Last week, Mr. Coleman, 4th grade teacher, asked me if I had any extension lessons to support 4th grade’s study of stars and constellations. Specifically, their standard is:
S4E1. Students will compare and contrast the physical attributes of stars, star patterns, and
I suddenly remembered that a part of he littleBits workshop kit that I purchased this summer was a free space module. As I flipped through the book, I saw that you could use littleBits to make a start chart. This was the perfect opportunity for students to explore littleBits in a standards-based lesson with enough structure to give them a goal but still have an opportunity to do a bit of tinkering.
Because some of the steps involved using a box cutter to cut holes in a cup and a cardboard circle, I did a few steps ahead of time for them. On a large piece of cardboard, I gathered materials for each group:
- a ziploc bag of the littleBits needed, including the battery
- a littleBits screwdriver
- a toothpick
- a pen
- a cone made out of construction paper (many thanks to Gretchen Thomas for helping me figure out how to make a cone!)
- a plastic cup with the bottom cut out
- a cardboard circle the size of the mouth of the cup
- a strip of cardboard
- a set of instructions
- a copy of a star chart
We started the lesson together on the carpet. We watched a short intro video:
I told them that our goal was to make a device that lit up when it was in a dark room and projected stars onto the ceiling.
We talked about failure. I emphasized that this class was the first class in the school to use littleBits. We talked about failing, taking a deep breath, backing up, and trying again when something didn’t work. I also talked about teamwork and time management. This was to emphasize that the more they worked together and didn’t give up the more likely they were to be successful in making their chart.
I also made suggestions about how teams might think about dividing up the work load. For example,
- 1 person might try step #7 and prepare the star chart
- 1 or 2 people might try step #1 to assemble the bits
- 1 or 2 people might try steps #3, 5, and 8 to create the cone
- 1 or 2 people might try step #4 & 6 to attach the bits and test the device
This was only a suggestions. Teams were welcome to do every step together or divide the work up in other ways.
Notice that I didn’t say anything about explaining littleBits, what each bit was called, what their function was, or how to put them together. I knew that the kids were perfectly capable of figuring this out on their own, and they proved me right.
Mr. Coleman helped divide the students into groups and they got right to work. I was amazed by how the groups took time in the beginning to assign roles before working. It was a rare moment to look at a table and not see someone working on some aspect of the star chart.
Mr. Coleman and I walked around and encouraged groups to read directions, try new things, work together, and gave a few helpful nudges as needed. However, we did not create the star charts for any group because we wanted students to experience tinkering, failure, and the power of reading and following directions.

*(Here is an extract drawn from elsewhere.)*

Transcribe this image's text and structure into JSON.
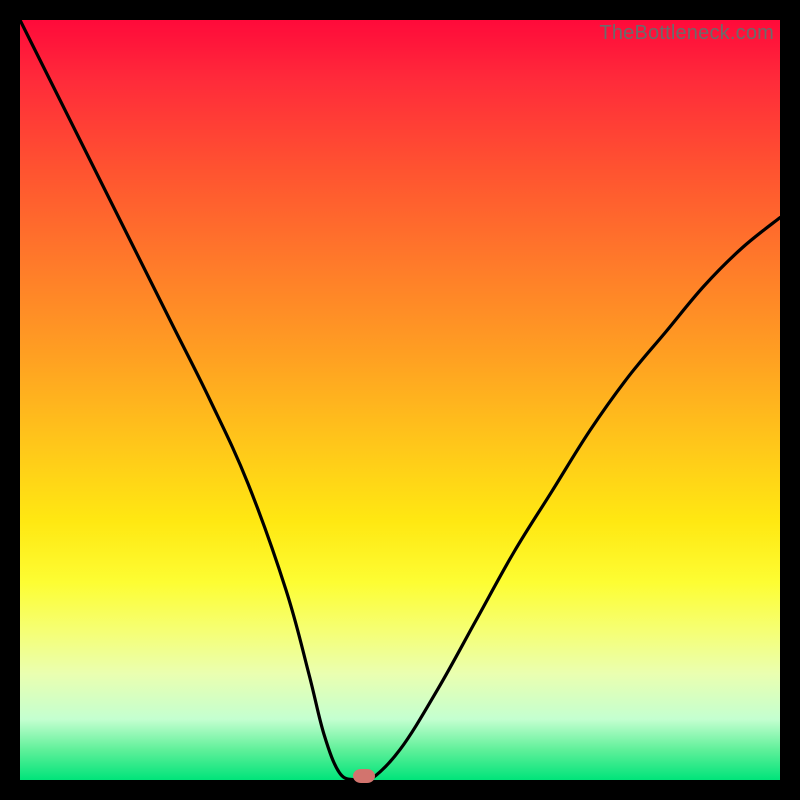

There was a definite energy in the room and it was by no means quiet. Each time something started working, the energy level increased. Groups started taking their devices into our makerspace and equipment room so that they could turn off the light and test their invention. As pieces worked, they screamed with excitement, but as they failed they hurried out, disassemble their work, and started over.

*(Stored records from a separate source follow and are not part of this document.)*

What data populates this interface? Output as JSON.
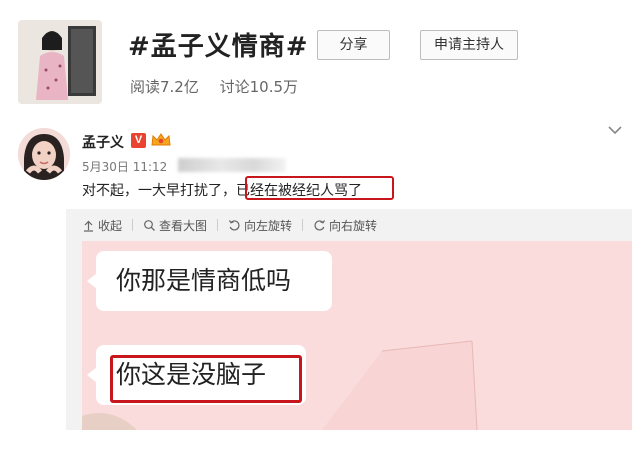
{
  "topic": {
    "title": "#孟子义情商#",
    "share_label": "分享",
    "apply_host_label": "申请主持人",
    "reads": "阅读7.2亿",
    "discussions": "讨论10.5万"
  },
  "post": {
    "username": "孟子义",
    "verified_badge": "V",
    "timestamp": "5月30日 11:12",
    "text_before": "对不起，一大早打扰了，",
    "text_highlighted": "已经在被经纪人骂了",
    "more_icon": "chevron-down-icon"
  },
  "image_toolbar": {
    "collapse": "收起",
    "view_large": "查看大图",
    "rotate_left": "向左旋转",
    "rotate_right": "向右旋转"
  },
  "chat_image": {
    "message1": "你那是情商低吗",
    "message2": "你这是没脑子"
  },
  "colors": {
    "highlight_red": "#c8161d",
    "chat_background": "#fadcdc",
    "badge_red": "#e8442f"
  }
}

Once again, I was amazed by how no students stopped working and no students reached a point of frustration where they shut down.
We even had a group who were still working when we were debriefing the whole experience because they wanted to make their star chart work. They didn’t give up for a second.

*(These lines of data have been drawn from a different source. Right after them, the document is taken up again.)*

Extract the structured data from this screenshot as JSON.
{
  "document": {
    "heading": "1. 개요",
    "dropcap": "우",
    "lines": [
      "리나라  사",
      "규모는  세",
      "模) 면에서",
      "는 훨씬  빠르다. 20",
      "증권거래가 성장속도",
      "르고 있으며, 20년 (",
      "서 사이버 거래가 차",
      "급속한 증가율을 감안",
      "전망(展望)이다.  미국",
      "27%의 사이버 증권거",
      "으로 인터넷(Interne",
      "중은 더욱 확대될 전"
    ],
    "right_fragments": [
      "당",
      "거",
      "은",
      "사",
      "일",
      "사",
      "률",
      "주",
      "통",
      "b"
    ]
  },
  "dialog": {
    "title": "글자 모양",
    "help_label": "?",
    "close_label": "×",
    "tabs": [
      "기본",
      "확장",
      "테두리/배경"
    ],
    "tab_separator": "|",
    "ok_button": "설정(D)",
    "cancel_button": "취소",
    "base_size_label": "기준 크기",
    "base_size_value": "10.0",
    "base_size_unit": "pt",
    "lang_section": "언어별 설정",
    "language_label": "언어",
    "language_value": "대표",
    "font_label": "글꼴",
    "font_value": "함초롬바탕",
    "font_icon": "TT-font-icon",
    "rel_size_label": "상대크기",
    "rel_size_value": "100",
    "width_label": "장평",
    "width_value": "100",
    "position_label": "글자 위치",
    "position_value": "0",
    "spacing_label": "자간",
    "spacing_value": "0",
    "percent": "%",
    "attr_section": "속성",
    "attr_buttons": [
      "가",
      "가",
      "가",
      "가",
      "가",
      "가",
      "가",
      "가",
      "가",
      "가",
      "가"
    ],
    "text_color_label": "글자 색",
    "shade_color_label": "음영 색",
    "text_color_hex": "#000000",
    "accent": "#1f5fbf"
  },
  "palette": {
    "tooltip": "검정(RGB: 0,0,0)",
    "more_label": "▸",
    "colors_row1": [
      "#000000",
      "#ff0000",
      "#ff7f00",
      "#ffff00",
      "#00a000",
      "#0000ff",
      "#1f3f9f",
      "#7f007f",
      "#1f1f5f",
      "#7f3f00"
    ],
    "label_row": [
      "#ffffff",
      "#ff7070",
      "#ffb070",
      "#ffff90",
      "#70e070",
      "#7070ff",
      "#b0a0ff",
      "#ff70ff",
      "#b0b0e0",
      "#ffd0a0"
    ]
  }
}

When the charts worked, students spent a bit of time looking at their constellations on the wall and ceiling.
During our debrief, we talked about what we learned about littleBits as well as what next steps students might take to learn about constellations. I encouraged them to learn some of the stories of the constellations and to actually look for them in the night sky.
For the littleBits, students figured out that you could adjust the sensitivity of the light sensor to come on when it was light or dark. This was a point of failure for some groups. Others talked about reading the words on the bit including the power bit that says “on” or “off”. Missing that one simple word “on” could be the difference between failure and success, and many groups forgot to turn their power on before testing their device.
Before students left, I told them that this was only a small taste of what littleBits can do, and I encouraged them to think about other inventions they might create during the year and to come and explore the other bits and their possibilities.